TUTORIALS > OPENREFINE > Facets
Once you are comfortable with setting up facets, it is worth it to take a look at just a few of the more advanced methods offered by Refine to consolidate and clean your data for accurate analysis. This tutorial continues using the data from the previous examples, Census_data.csv.
1. In the examples in the previous tutorial, imposing uniformity on non-standardized record values (taking "M", "m", "married" and transforming them into "M") was simple given the small universe of values. But a lot of data consists of a hundreds, maybe even thousands of different values that must all be standardized and grouped in a coherent fashion. In this case, you'll need to use Refine's tools to help you group and transform your set of records with just a few steps.
2. One quick and important batch transformation you may need to do is removing certain characters or removing whitespace. It is often the case that the data you use, unlike the Census_data.csv file, will arrive in a rougher form and thus full of unnecessary characters. Data that has been mutated from text to datasheet, or from one file type to another, will often result in unnecessary characters such as commas, or whitespaces such as tabs and spaces. If you don't remove them, and your analytical software recognizes that whitespace as a character differentiating what would normally be two identical entries, your counts will be off.
To remove those characters, or even to perform basic formatting such as upper case or lower case, from the column header menu of the variable you select, go to Edit Cells >> Common Transformations. This menu will give you a variety of options, including stripping trailing and leading whitespaces.
1. Data with diverse variables (i.e. those with a wide range of types of entries) will need an even more in-depth text/string analysis to help you gather together and make uniform all of your entries. Luckily, Refine has pre-loaded a whole set of text-analysis algorithms--basically, approaches to allow a computer to understand and group text (aka string) entries. These can be accessed by creating a text facet on one of your columns (by way of the column header menu), selecting Facet >> Text Facet.
2. Try working on the variable "Trade," available in the third column from the right in the Census_data.csv file. Create a new text facet based on that variable. From your lefthand facet window, select Cluster on the Trade variable's Text Facet. You will bring up the following window:
Here, you will find all sorts of interesting ways to try to match up similar text strings that you may want to re-encode as a single value. This includes everything from n-grams (analysis of sequences of characters, words, or other clusters) to phonetic-based groupings (i.e. based on letter clusters that might be similar based on sound). What is nice is that you can instantly see what the results will be if you choose one algorithm over another, since the table above updates automatically to show you what will be grouped together based on the parameters you choose. Try playing around with changing both the method and keying function, and don't forget to look up what method is being used--all of these will be amply documented on the web.
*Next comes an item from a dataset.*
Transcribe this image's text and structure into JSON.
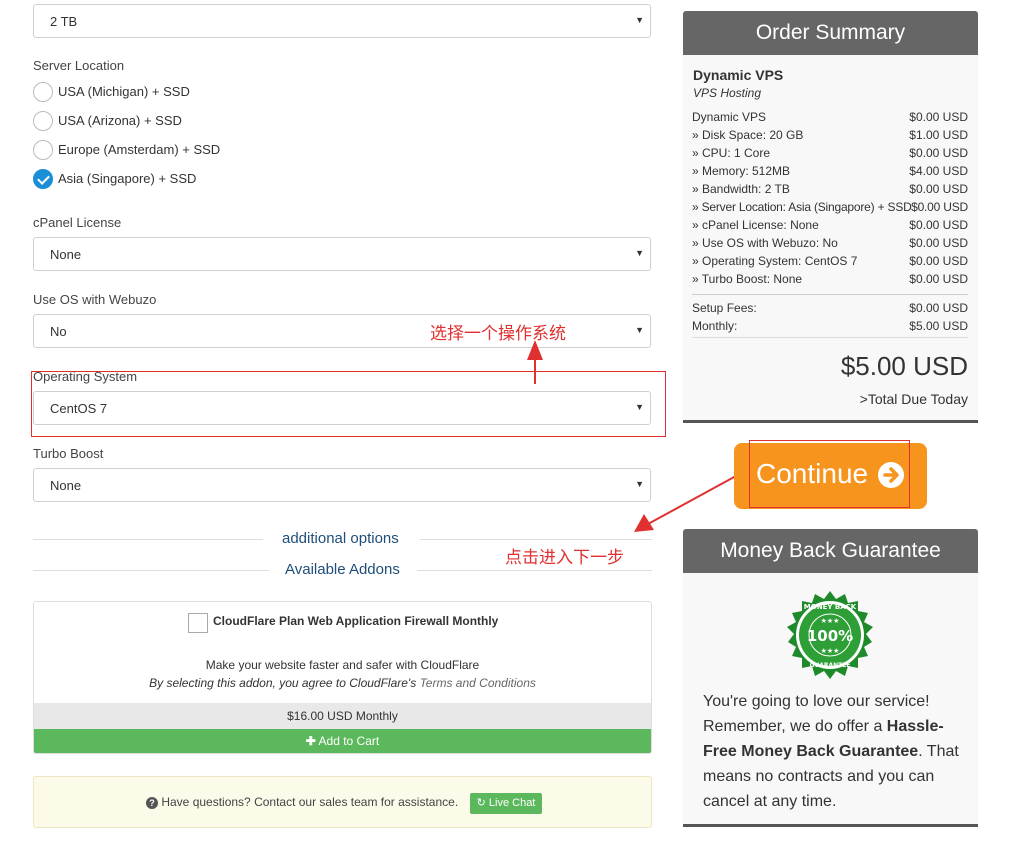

3. Once you are pleased with the proposed clustering that Refine will perform, as well as the resulting New Cell Value, click the boxes next to the value pairs you want to merge. Try performing multiple different methods and key functions until you are satisfied with your resulting universe of values.
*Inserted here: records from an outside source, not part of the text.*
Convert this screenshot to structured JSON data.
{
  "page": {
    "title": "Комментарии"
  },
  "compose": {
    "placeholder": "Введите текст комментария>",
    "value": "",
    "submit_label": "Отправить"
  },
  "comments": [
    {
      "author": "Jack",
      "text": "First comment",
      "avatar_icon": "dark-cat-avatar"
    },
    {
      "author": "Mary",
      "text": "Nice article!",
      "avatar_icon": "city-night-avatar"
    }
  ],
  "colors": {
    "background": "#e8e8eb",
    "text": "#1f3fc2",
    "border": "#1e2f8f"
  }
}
Building a Data Dictionary
One last neat little advantage to Refine comes in how it helps you quickly build a data dictionary defining all of your codes and presenting users with a list of all your variables and values. Once you have performed all your cleaning, clustering, and refining, you can easily export your list of values for each variable.
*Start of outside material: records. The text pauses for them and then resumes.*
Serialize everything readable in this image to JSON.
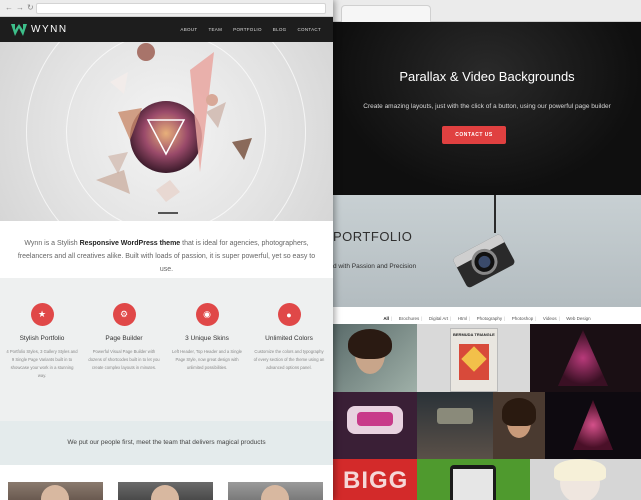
{
  "front": {
    "logo_text": "WYNN",
    "nav": [
      "ABOUT",
      "TEAM",
      "PORTFOLIO",
      "BLOG",
      "CONTACT"
    ],
    "intro_prefix": "Wynn is a Stylish ",
    "intro_bold": "Responsive WordPress theme",
    "intro_suffix": " that is ideal for agencies, photographers, freelancers and all creatives alike. Built with loads of passion, it is super powerful, yet so easy to use.",
    "features": [
      {
        "title": "Stylish Portfolio",
        "icon": "star-icon",
        "desc": "4 Portfolio Styles, 3 Gallery Styles and 9 Single Page Variants built in to showcase your work in a stunning way."
      },
      {
        "title": "Page Builder",
        "icon": "gear-icon",
        "desc": "Powerful Visual Page Builder with dozens of shortcodes built in to let you create complex layouts in minutes."
      },
      {
        "title": "3 Unique Skins",
        "icon": "eye-icon",
        "desc": "Left Header, Top Header and a Single Page Style, now great design with unlimited possibilities."
      },
      {
        "title": "Unlimited Colors",
        "icon": "drop-icon",
        "desc": "Customize the colors and typography of every section of the theme using an advanced options panel."
      }
    ],
    "team_text": "We put our people first, meet the team that delivers magical products"
  },
  "back": {
    "hero_title": "Parallax & Video Backgrounds",
    "hero_sub": "Create amazing layouts, just with the click of a button, using our powerful page builder",
    "hero_button": "CONTACT US",
    "portfolio_title": "PORTFOLIO",
    "portfolio_sub": "d with Passion and Precision",
    "filters": [
      "All",
      "Brochures",
      "Digital Art",
      "Html",
      "Photography",
      "Photoshop",
      "Videos",
      "Web Design"
    ],
    "tile_labels": [
      "BERMUDA TRIANGLE",
      "BIGG"
    ]
  },
  "colors": {
    "accent": "#e04848",
    "header_bg": "#1d1d1d",
    "logo_green": "#3dbf8a"
  }
}
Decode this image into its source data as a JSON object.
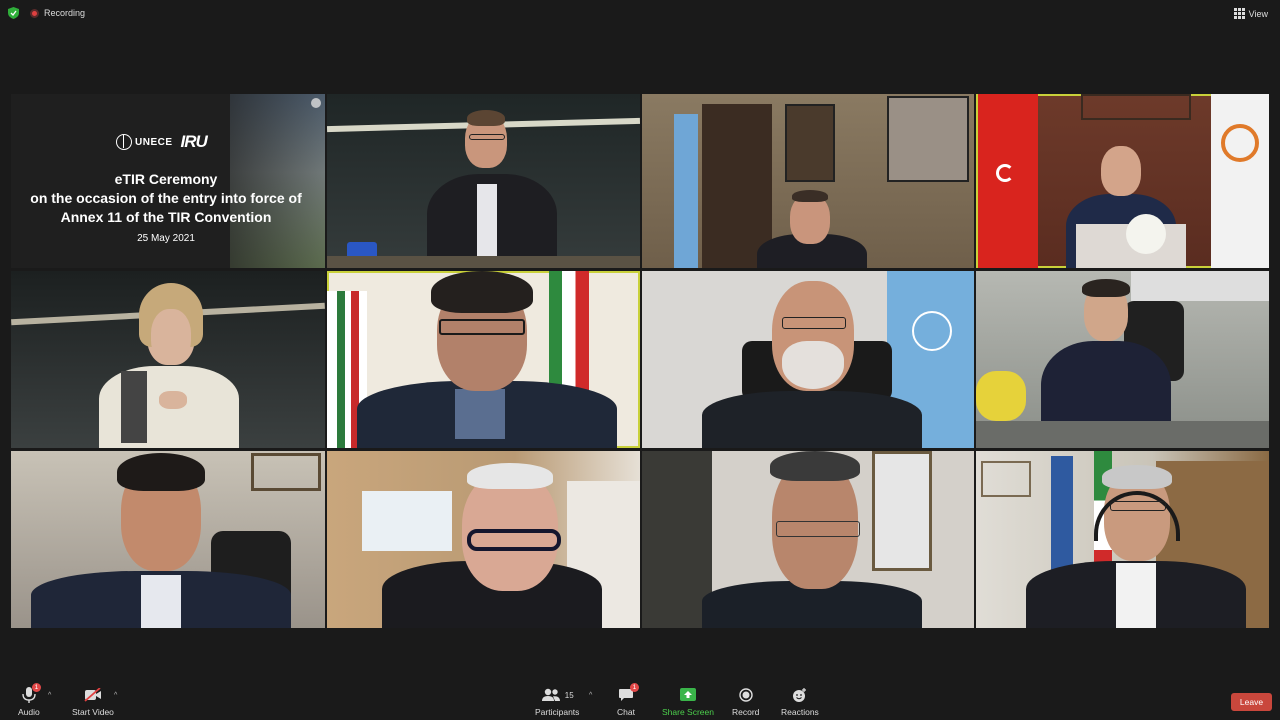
{
  "topbar": {
    "recording_label": "Recording",
    "view_label": "View"
  },
  "slide": {
    "un_text": "UNECE",
    "iru_text": "IRU",
    "title_line1": "eTIR Ceremony",
    "title_line2": "on the occasion of the entry into force of",
    "title_line3": "Annex 11 of the TIR Convention",
    "date": "25 May 2021"
  },
  "toolbar": {
    "audio_label": "Audio",
    "audio_badge": "1",
    "video_label": "Start Video",
    "participants_label": "Participants",
    "participants_count": "15",
    "chat_label": "Chat",
    "chat_badge": "1",
    "share_label": "Share Screen",
    "record_label": "Record",
    "reactions_label": "Reactions",
    "leave_label": "Leave"
  },
  "colors": {
    "active_speaker": "#c9d13a",
    "share_green": "#4ccf4c",
    "leave_red": "#c9473c"
  }
}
To do this, go to your facet on the lefthand window. On the active link that gives the number of "choices" (i.e. unique values available in your data's entries), click to bring up a window listing all those values and their counts. You will now see a quick list, easily copied and pasted elsewhere, of your universe of values and their counts (separated by a tab):
Once you have this information, making a complete data dictionary can be done in almost no time.